October 2021: At least 133 women across Aotearoa New Zealand have no idea they have breast cancer right now because Covid-19 lockdowns prevented them getting the mammogram that would have diagnosed them. These women are missing from treatment in our health system. This number will grow, as we deal with the fallout of extended lockdowns. We’re petitioning the Government to take urgent action to prevent more women being lost. 

Raising the free mammogram upper age limit from 69 to 74

Free mammograms stop at age 69, but your risk of breast cancer is actually higher at 70 than it is at 50. We've been campaigning to raise the upper age limit for free mammograms from 69 to 74, to ensure that women in their early 70s are able to detect breast cancer as early as possible.

We'd like to say a big thank you to the 10,000 caring Kiwis who signed our petition.
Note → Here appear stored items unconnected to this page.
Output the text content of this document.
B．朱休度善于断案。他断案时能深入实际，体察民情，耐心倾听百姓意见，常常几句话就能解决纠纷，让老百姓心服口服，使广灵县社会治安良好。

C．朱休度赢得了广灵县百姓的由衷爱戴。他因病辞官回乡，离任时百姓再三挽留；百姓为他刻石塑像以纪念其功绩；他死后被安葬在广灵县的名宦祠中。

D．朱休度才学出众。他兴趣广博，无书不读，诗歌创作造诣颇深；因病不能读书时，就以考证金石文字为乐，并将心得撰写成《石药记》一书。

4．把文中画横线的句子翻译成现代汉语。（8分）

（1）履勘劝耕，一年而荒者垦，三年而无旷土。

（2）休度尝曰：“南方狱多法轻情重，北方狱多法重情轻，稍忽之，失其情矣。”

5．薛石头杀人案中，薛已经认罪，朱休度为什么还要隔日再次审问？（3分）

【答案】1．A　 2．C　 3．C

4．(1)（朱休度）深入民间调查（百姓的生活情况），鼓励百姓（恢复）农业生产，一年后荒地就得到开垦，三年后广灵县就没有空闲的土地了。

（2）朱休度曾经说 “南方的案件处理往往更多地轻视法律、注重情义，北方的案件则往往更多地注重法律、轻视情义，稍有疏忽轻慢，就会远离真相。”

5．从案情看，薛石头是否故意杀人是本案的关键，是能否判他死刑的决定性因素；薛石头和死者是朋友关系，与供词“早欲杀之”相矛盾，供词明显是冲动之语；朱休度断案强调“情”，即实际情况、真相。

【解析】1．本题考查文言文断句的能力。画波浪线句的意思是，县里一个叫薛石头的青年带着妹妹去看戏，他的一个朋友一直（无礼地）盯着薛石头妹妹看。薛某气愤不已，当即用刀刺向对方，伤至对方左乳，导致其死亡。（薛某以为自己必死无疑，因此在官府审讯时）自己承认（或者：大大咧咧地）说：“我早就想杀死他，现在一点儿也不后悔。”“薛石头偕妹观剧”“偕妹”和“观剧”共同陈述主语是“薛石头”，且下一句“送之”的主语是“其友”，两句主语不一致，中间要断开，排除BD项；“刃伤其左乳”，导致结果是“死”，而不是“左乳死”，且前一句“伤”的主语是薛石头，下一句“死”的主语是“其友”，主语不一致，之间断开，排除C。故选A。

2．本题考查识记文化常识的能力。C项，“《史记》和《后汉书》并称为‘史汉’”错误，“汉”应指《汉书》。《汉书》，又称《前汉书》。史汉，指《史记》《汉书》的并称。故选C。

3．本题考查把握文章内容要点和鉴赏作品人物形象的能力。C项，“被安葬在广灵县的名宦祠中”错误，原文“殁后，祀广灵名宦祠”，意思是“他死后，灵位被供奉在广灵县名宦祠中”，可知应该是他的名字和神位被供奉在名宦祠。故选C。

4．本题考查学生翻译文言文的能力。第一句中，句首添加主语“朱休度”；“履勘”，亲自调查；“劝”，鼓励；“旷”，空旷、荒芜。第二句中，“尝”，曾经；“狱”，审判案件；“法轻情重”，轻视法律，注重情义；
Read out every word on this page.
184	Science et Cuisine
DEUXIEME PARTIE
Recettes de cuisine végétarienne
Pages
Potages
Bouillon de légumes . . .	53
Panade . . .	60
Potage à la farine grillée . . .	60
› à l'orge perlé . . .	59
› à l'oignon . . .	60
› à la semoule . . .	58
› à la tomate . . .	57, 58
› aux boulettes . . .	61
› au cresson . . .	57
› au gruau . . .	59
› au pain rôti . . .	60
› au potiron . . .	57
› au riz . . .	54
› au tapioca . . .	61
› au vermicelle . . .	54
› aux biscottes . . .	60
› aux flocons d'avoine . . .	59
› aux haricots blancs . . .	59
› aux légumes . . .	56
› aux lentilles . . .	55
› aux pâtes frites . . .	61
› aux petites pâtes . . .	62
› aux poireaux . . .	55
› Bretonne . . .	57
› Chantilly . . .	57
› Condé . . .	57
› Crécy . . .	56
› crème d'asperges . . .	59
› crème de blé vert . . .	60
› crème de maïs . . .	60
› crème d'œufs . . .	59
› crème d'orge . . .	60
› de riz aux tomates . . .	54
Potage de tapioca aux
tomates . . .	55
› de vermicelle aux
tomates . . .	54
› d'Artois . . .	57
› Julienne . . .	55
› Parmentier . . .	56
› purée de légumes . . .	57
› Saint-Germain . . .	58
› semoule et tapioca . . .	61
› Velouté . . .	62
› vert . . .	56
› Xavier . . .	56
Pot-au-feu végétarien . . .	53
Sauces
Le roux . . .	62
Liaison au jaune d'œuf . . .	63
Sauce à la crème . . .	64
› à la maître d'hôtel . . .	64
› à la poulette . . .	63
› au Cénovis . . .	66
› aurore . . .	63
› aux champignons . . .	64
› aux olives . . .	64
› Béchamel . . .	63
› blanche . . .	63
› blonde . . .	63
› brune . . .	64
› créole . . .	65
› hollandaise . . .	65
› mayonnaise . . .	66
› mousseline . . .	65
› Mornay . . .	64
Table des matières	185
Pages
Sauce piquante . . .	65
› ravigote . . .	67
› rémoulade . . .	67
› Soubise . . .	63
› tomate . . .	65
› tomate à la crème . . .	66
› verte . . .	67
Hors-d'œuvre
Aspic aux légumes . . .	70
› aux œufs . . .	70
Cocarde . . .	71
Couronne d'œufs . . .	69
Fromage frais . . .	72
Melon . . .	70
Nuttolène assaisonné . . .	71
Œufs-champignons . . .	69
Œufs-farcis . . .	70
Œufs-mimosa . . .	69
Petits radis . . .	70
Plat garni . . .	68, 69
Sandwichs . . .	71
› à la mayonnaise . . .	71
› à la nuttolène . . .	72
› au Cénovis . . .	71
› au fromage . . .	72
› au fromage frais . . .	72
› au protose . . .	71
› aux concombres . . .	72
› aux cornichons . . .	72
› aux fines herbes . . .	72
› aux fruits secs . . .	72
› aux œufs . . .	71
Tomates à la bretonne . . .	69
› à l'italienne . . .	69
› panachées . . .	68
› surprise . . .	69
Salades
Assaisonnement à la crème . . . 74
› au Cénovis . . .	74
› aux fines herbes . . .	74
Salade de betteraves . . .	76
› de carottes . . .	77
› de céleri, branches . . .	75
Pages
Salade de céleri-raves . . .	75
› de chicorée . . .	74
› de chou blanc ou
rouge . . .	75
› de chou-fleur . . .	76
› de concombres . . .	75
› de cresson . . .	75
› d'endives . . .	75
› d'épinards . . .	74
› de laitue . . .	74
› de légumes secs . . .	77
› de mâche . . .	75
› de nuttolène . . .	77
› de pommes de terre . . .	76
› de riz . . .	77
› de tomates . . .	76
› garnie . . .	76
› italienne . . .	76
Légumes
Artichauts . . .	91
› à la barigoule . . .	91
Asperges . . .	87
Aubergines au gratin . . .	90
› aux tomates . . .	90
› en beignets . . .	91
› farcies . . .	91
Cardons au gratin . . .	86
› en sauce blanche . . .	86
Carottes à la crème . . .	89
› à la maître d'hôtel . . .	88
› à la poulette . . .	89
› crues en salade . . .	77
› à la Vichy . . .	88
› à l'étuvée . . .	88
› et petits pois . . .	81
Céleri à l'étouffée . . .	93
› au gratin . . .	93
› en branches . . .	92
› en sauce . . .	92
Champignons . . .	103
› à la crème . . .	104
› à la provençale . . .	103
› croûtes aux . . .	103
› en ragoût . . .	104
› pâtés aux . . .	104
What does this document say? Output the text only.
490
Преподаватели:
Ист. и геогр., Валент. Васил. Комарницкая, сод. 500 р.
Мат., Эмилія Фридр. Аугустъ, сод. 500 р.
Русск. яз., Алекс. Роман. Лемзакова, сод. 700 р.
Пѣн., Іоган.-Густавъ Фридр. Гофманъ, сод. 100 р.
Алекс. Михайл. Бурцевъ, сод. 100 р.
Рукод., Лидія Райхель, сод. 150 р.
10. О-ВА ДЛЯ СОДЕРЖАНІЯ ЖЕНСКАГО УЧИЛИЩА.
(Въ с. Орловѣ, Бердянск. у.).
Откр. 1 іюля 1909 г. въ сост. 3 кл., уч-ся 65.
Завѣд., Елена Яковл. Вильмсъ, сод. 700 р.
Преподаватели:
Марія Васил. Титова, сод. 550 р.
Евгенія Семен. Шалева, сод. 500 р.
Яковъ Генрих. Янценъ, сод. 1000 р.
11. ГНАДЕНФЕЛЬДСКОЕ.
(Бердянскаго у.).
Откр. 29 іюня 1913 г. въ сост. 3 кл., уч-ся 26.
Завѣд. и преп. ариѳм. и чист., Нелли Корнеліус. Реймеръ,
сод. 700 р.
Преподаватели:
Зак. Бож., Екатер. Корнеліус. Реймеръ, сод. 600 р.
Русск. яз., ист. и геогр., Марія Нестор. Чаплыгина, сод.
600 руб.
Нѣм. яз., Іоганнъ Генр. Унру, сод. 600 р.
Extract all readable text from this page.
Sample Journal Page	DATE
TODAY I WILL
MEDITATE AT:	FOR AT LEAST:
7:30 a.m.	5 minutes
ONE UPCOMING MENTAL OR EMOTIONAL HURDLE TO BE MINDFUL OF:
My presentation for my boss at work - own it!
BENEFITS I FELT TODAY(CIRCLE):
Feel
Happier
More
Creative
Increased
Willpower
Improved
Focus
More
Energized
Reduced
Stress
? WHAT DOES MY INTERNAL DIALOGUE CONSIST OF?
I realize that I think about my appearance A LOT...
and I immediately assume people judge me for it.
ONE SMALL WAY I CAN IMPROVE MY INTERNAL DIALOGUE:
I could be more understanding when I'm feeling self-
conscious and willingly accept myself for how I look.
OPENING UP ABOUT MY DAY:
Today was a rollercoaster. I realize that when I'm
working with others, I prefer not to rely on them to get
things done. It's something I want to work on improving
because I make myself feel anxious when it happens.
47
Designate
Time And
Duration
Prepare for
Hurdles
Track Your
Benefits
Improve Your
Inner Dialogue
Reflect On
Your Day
We presented it, and the evidence for raising the screening age, to the Health Select Committee, and the Government responded by announcing they intend to "progressively increase the age for free breast screening to 74".

Advanced breast cancer

This year, about 350 New Zealanders will be told they have advanced breast cancer (ABC) – also called secondary, or Stage 4, or metastatic breast cancer. This is breast cancer that has spread to another part of the body and is incurable. They’ll become part of the constantly changing population of Kiwis living with ABC

In September 2018, Breast Cancer Foundation NZ published “I’m Still Here”, a report offering insight into what’s really happening in ABC care. Following the release of our report, we invited Dr Fatima Cardoso, a world expert in advanced breast cancer, to share her knowledge in New Zealand. Sincethen, we have been advocating to government and health agencies to provide a better deal for Kiwis with ABC, including a presenting a petition to the Health Select Committee for free GP visits for ABC patients.